##### Concatenate North American(exclude Alaska) and Mexican BumbleBee data

Combining tables in SAS is like worker bees stacking honeycombs—each dataset adding its own golden sweetness. With SET statements or PROC APPEND, you can seamlessly merge observations into a thriving hive of insights. Let’s get buzzing! 🐝

Know thy data using PROC CONTENTS. Before concatenating tables, first ensure that both datasets have the same structure (i.e., same variable names and types).

In [1]:
proc contents data=dst1;
run;
proc contents data=dst2;
run;

SyntaxError: invalid syntax (2613055050.py, line 1)

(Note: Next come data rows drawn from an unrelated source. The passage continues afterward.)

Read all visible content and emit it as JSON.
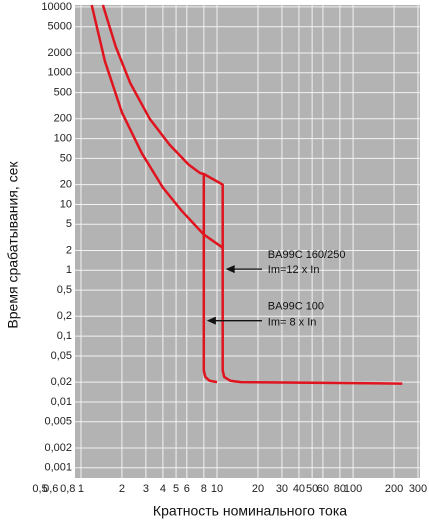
{
  "chart_data": {
    "type": "line",
    "xlabel": "Кратность номинального тока",
    "ylabel": "Время срабатывания, сек",
    "log_x": true,
    "log_y": true,
    "grid": true,
    "xlim": [
      0.5,
      300
    ],
    "ylim": [
      0.0007,
      10700
    ],
    "xticks": [
      {
        "value": 0.5,
        "label": "0,5"
      },
      {
        "value": 0.6,
        "label": "0,6"
      },
      {
        "value": 0.8,
        "label": "0,8"
      },
      1,
      2,
      3,
      4,
      5,
      6,
      8,
      10,
      20,
      30,
      40,
      50,
      60,
      80,
      100,
      200,
      300
    ],
    "yticks": [
      10000,
      5000,
      2000,
      1000,
      500,
      200,
      100,
      50,
      20,
      10,
      5,
      2,
      1,
      {
        "value": 0.5,
        "label": "0,5"
      },
      {
        "value": 0.2,
        "label": "0,2"
      },
      {
        "value": 0.1,
        "label": "0,1"
      },
      {
        "value": 0.05,
        "label": "0,05"
      },
      {
        "value": 0.02,
        "label": "0,02"
      },
      {
        "value": 0.01,
        "label": "0,01"
      },
      {
        "value": 0.005,
        "label": "0,005"
      },
      {
        "value": 0.002,
        "label": "0,002"
      },
      {
        "value": 0.001,
        "label": "0,001"
      }
    ],
    "series": [
      {
        "color": "#e0141e",
        "x": [
          1.45,
          1.8,
          2.3,
          3.2,
          4.5,
          6.2,
          7.5,
          8,
          11,
          11,
          11.3,
          12.5,
          15,
          230
        ],
        "values": [
          10700,
          2500,
          700,
          200,
          80,
          40,
          30,
          29,
          20,
          0.03,
          0.024,
          0.021,
          0.02,
          0.019
        ]
      },
      {
        "color": "#e0141e",
        "x": [
          1.2,
          1.5,
          2,
          2.8,
          4,
          5.5,
          8,
          11
        ],
        "values": [
          10700,
          1500,
          250,
          60,
          18,
          8,
          3.5,
          2.2
        ]
      },
      {
        "color": "#e0141e",
        "x": [
          8,
          8,
          8.2,
          8.8,
          10
        ],
        "values": [
          29,
          0.03,
          0.024,
          0.021,
          0.02
        ]
      }
    ],
    "annotations": [
      {
        "text": "BA99C  160/250",
        "x": 12,
        "y": 1.7
      },
      {
        "text": "Im=12 x In",
        "x": 12,
        "y": 1.0
      },
      {
        "text": "BA99C  100",
        "x": 12,
        "y": 0.28
      },
      {
        "text": "Im= 8 x In",
        "x": 12,
        "y": 0.16
      }
    ]
  }
}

Concatenate the North American and Mexican Bumblebee data using the SET statement

In [None]:
data dsconc;
set dst1 dst2;
run;

Why did the concatenation fail?

During the Access phase, we used PROC IMPORT to convert CSVs into SAS datasets. By default, PROC IMPORT "guesses" the data structure by examining the first 20 rows to determine variable types and lengths. It assigns the most prevalent data type (numeric or character) to each column. If most of the first 20 rows are missing, SAS defaults to the character data type, and any subsequent numeric values are set to missing. This is why the column occurenceID defined as Character in the Mexican bumblebee data conflicts with the numeric OccurenceId in the North American Bumblebee dataset.   The DATA step, however, offers more control, granularity, and precision for importing data

In [None]:
ata dst1;
infile "/workspaces/myfolder/SASPythonDataScientists/pattern_decline_N_American_Bumblebees.csv"  dsd firstobs=2;
input 
id 
institutionCode : $8. 
collectionCode : $4. 
basisOfRecord : $17.  
occurrenceID :$9.
catalognumber: $12. 
recordedBy $
year
month 
day 
country :$6. 
stateProvince  : $16.
county : $17.
locality  : $37. 
verbatimLatitude  
verbatimLongitude 
identifiedBy : $18.
scientificName  : $20. 
kingdom  : $8. 
phylum  : $10. 
class : $7. 
order  : $11. 
family  : $6. 
genus :  $6. 
specificEpithet : $13. 
scientificNameAuthorship : $13. 
;

run;


data dst2;
infile "/workspaces/myfolder/SASPythonDataScientists/pattern_decline_Mexican_Bumblebees.csv"  dsd firstobs=2;
input 
id 
institutionCode : $8. 
collectionCode : $4. 
basisOfRecord : $17.  
occurrenceID :$9.
catalognumber: $12. 
recordedBy $
year
month 
day 
country :$6. 
stateProvince  : $16.
county : $17.
locality  : $37. 
verbatimLatitude  
verbatimLongitude 
identifiedBy : $18.
scientificName  : $20. 
kingdom  : $8. 
phylum  : $10. 
class : $7. 
order  : $11. 
family  : $6. 
genus :  $6. 
specificEpithet : $13. 
scientificNameAuthorship : $13. 
;
run;

Now lets see the metadata of the 2 tables, and pay careful attention to the offending type mismatch of the column OccurenceId

In [None]:
proc contents data=dst1 varnum;
run;
proc contents data=dst2 varnum;
run;

Let's now concatenate the 2 tables (filtering out Alaska from the North American Dataset)

In [None]:
data dsconc;
set dst1(where=(country <> 'Alaska')) dst2;
run;

🐝 Merging Datasets: A Bumble Bee Bonanza! 🐝

Just like bees waggle, not recite Latin, our data needs common names, not just Bombus jargon. So, we’ll merge our North American & Mexican dataset with a lookup table—letting SAS do the heavy lifting while our data buzzes with clarity! 🍯✨ 

The term “bumblebee” traces its roots to the word bumble, meaning to hum or buzz — a fitting nod to the sound these vital pollinators make. Their scientific name, Bombus, was introduced in 1802 and is derived from Latin and Greek words for a buzzing sound.

In [None]:
proc contents data=dsconc;
run;

In [None]:
proc contents data=dst3;
run;

In [None]:
data dsmerge;
    merge dsconc dst3;
    by scientificname;
run;

prepping the datasets for merge by running a PROC SORT

In [None]:
proc sort data=dsconc;
    by scientificname;
run;
proc sort data=dst3;
by scientificname;
run;

In [None]:
data dsmerge;
    merge dsconc(in=inc) dst3(in=ind);
    by scientificname;
    if inc and ind;
run;

In [None]:
proc contents data=dsmerge;
run;